Why wasn't it for me? Nothing to do with RVs in general, really, and as a younger man living in southern Arizona with its strong RV culture, a major hub of the Snowbird migration, I was fascinated with them. Later I finally got one, but it was still the wrong stage of life to have an RV. Over a decade from retirement, we still had two kids still at home, but got an older Class C cheap and mostly used it for week-end trips (I was a soccer dad) to regional tournaments around SoCal. I also figured out that my wife was scared to drive it, which was just as well--she's dangerous behind the wheel. Anyway, given that our retirement plans focused on Mexico, with its expensive gas and cheap lodging, it got left behind.

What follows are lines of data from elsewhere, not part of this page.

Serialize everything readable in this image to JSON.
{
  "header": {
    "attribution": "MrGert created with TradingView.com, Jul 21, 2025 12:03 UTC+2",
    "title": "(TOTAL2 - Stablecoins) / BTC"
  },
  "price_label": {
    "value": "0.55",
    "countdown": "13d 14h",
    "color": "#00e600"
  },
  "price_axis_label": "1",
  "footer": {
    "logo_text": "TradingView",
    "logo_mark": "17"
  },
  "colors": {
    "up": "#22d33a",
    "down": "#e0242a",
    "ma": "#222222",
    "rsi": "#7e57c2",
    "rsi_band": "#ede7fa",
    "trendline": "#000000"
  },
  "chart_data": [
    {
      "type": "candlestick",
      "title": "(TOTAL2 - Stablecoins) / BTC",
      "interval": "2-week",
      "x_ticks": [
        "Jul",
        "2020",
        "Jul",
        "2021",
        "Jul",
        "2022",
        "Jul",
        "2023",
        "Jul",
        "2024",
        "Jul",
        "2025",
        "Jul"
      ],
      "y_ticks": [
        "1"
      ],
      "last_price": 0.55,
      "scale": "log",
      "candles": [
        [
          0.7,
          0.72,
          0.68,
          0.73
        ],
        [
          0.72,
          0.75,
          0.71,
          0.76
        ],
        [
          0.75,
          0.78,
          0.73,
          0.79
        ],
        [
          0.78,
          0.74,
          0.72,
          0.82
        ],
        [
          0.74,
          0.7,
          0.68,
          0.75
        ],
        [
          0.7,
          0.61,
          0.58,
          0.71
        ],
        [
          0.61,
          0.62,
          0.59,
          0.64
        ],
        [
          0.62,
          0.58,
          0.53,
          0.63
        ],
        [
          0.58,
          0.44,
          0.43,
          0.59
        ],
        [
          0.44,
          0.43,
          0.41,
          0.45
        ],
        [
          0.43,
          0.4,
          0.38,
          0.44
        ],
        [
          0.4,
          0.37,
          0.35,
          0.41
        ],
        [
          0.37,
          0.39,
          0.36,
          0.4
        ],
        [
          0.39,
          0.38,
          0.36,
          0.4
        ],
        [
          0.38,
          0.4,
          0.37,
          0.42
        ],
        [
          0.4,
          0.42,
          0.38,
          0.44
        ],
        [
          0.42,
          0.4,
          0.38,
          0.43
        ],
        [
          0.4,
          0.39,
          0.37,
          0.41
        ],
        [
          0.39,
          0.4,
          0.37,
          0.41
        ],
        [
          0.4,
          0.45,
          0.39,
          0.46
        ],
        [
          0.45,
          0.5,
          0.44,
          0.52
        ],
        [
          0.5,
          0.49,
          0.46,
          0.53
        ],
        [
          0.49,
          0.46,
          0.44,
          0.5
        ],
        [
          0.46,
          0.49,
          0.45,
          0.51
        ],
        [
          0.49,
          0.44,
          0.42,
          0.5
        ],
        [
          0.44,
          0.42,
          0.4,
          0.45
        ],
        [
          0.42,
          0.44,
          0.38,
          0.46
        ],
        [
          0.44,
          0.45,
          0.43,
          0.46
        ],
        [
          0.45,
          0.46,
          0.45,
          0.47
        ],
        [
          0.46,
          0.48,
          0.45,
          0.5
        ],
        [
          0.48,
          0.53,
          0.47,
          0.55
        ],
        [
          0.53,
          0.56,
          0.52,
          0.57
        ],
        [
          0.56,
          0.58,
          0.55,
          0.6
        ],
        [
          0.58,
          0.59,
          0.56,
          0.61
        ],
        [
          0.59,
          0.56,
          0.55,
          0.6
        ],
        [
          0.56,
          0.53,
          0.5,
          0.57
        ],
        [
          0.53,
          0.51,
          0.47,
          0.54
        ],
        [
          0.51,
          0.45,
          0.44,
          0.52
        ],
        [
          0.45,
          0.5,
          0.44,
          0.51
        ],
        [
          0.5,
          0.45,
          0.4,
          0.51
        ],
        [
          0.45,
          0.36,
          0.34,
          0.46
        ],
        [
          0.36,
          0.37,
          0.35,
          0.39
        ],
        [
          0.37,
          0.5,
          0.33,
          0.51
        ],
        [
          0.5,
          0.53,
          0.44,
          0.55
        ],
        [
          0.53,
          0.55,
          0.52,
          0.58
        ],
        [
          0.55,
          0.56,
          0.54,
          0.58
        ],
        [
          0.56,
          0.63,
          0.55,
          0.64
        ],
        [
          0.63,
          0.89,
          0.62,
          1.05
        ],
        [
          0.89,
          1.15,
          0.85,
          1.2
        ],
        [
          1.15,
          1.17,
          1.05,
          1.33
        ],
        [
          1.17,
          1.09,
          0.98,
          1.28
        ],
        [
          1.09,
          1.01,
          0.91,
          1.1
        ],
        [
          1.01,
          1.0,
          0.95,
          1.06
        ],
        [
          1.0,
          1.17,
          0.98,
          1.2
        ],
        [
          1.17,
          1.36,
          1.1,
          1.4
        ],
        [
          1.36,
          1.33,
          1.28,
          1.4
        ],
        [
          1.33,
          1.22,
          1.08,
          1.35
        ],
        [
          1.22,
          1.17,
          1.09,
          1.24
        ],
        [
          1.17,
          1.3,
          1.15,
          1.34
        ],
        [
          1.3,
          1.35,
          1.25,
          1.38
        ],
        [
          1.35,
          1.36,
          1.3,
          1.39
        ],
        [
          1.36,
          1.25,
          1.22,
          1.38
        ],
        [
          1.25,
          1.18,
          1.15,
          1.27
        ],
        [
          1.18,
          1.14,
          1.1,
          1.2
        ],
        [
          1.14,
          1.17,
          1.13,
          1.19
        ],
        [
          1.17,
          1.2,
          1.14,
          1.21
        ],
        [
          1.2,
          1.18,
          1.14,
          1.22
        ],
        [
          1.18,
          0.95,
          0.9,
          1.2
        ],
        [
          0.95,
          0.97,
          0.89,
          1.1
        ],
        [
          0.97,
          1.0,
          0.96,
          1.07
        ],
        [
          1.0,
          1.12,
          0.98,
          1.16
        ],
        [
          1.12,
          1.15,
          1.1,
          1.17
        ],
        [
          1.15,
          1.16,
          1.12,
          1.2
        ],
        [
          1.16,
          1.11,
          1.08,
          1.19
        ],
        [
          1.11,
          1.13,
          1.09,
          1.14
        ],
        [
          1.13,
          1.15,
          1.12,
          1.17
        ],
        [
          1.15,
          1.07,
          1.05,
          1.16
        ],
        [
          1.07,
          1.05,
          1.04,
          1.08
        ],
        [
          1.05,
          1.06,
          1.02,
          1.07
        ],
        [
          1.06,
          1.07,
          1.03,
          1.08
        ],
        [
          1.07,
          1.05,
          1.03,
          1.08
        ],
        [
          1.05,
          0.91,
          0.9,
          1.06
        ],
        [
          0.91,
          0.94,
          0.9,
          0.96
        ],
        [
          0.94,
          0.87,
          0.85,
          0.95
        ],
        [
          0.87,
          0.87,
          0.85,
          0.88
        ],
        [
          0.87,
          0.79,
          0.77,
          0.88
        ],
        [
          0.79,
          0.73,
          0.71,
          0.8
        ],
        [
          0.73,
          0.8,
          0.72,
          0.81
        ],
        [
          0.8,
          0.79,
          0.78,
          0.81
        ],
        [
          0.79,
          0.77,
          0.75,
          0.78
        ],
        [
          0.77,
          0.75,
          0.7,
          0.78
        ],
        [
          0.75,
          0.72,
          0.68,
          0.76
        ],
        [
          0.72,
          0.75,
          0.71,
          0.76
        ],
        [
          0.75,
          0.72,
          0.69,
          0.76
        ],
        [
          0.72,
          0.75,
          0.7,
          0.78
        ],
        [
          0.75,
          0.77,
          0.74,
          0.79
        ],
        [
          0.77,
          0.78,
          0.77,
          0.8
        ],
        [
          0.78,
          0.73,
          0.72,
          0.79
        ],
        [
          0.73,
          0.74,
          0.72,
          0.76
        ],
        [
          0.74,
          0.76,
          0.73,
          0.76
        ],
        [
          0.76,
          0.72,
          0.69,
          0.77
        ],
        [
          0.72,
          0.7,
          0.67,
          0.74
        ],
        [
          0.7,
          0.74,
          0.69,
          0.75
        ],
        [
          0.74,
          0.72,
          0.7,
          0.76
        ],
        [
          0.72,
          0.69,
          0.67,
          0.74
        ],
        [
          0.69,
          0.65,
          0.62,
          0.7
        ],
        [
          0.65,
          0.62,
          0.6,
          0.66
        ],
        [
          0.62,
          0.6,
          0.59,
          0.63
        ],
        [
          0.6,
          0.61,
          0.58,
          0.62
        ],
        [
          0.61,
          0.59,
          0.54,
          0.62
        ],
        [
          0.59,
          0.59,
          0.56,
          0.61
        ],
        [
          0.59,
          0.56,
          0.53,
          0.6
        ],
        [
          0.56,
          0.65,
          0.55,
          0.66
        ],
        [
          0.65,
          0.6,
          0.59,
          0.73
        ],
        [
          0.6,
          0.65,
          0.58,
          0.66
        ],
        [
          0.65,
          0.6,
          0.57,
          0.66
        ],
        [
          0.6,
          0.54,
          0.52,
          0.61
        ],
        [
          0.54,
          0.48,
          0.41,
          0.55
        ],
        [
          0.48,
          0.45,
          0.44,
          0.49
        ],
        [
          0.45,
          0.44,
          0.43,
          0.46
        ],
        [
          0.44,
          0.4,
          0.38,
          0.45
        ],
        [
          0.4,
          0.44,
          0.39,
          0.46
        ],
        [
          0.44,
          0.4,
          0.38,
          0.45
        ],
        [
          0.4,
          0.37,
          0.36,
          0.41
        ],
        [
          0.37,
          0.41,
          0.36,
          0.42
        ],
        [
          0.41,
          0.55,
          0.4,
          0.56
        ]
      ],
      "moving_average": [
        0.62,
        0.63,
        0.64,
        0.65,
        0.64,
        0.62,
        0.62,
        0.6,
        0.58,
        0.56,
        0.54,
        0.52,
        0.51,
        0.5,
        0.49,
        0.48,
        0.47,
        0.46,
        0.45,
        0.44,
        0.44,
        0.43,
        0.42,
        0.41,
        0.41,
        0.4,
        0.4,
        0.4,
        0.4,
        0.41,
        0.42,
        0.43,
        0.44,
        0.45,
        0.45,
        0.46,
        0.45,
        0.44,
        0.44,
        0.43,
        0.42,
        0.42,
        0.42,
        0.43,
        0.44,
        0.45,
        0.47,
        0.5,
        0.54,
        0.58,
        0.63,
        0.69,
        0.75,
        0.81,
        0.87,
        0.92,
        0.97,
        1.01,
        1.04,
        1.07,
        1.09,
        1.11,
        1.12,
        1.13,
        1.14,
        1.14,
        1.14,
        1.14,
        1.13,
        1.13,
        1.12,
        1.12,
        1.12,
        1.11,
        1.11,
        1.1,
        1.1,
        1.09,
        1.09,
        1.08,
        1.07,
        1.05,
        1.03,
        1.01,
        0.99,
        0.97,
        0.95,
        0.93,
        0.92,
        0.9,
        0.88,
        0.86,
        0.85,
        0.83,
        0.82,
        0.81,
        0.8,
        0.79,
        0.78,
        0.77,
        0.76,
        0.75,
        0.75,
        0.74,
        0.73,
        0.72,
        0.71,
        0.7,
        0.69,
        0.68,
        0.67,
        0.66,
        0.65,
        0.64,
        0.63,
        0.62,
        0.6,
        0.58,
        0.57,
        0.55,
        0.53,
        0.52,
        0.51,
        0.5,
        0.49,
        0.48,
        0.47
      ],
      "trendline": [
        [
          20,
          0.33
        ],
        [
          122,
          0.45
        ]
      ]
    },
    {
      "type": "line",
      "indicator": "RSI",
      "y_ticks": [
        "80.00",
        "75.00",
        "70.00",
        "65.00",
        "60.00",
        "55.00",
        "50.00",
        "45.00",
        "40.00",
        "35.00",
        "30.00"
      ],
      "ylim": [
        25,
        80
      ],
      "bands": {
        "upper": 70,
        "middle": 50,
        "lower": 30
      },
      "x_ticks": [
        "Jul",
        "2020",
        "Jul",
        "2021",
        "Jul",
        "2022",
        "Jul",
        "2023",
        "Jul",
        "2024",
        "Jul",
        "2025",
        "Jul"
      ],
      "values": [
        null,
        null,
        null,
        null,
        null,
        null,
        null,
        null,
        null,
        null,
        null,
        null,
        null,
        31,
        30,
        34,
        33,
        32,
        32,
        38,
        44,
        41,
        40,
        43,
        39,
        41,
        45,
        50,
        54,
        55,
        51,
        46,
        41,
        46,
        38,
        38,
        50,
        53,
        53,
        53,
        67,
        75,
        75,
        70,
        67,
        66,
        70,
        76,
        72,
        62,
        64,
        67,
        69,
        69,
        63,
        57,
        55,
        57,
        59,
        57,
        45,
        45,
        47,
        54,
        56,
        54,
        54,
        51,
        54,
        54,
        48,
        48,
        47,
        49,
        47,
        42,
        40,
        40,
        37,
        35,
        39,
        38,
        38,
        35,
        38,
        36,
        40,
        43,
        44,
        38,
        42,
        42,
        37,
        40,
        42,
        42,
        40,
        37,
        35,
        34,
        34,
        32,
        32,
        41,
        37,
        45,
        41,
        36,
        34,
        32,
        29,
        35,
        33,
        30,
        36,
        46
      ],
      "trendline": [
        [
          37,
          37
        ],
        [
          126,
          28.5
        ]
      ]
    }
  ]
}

Now I'm seeking spousal approval for a motorcycle and it's been....an issue of discussion. :yell:


----------



## GARYJ65 (Feb 9, 2013)

Other than gas or diesel cost, Mexico is, by far, quite different than Canada or the US regarding, in this case, RV's
We just do not have the taste for it, it is very very hard to find decent RV parks, to move an RV around is a horrible task. 
I would not even consider the aspect of flashing an expensive vehicle, more than moving it around without hitting other vehicles, getting stuck somewhere or making other drivers angry by the size of my rig, or trying to escape from the police Predators hoping to get some bribe money.
I own a pop up camper and a travel trailer, I have a slight idea of what I talk about

One other issue: parts and service are just not available in Mexico, just try buying a set of special trailer tires and you will see...


----------